Reagan, pourtant bien plus libre-échangiste que l’actuel locataire de la Maison-Blanche, sanctionna les semi-conducteurs pour dumping et imposa un accord inégal en 1986. Surtout, l’accord du Plaza de 1985, censé restaurer l’équilibre des comptes extérieurs, eut pour principale conséquence l’appréciation du yen, qui renchérit les produits japonais aux yeux des Américains et des Européens. Tokyo y consentit, soucieux d’éviter, comme le dirent Reagan et Nakasone en 1987, une situation « politiquement insoutenable ».
Quelles leçons en tirer ?
Soyons prudents et rappelons que l’excédent commercial dépend de bien des choses, notamment des choix d’épargne et d’investissement des ménages, des entreprises et du gouvernement de chaque pays. Il reste que l’accord du Plaza coïncida avec une baisse de l’excédent japonais.
L’appréciation du yen est cependant souvent accusée d’avoir nourri la bulle immobilière de la fin des années 1980, au moins indirectement en amenant le gouvernement à favoriser le crédit facile. La « décennie perdue » qui suivit fit passer le « problème japonais » au second plan : les géants électroniques ont survécu, mais aucun nouveau Sony n’est apparu. La croissance japonaise, même en corrigeant la mauvaise démographie, est devenue atone.

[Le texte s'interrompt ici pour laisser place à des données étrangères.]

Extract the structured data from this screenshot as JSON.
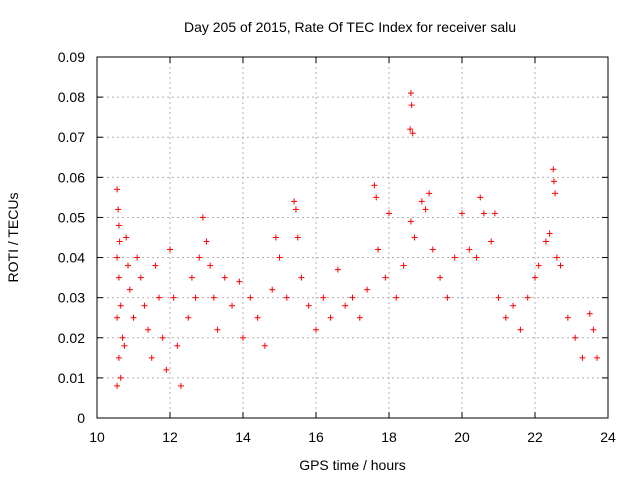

Le parallèle pourrait inciter la Chine à maintenir son taux de change inchangé. Le pays demeure pauvre par rapport aux États-Unis et mise toujours sur ses exportations pour sa croissance. De plus, ses dirigeants sont des matérialistes dialectiques, convaincus pour une bonne part que seule l’industrie de masse compte. Ils n’ont que peu de sympathie pour Washington, qui le leur rend bien. Reste à espérer, comme le rapport proposé par un groupe d’économistes commandé par la France, que la Chine perçoive son intérêt à réduire son excédent et laisse le yuan s’apprécier.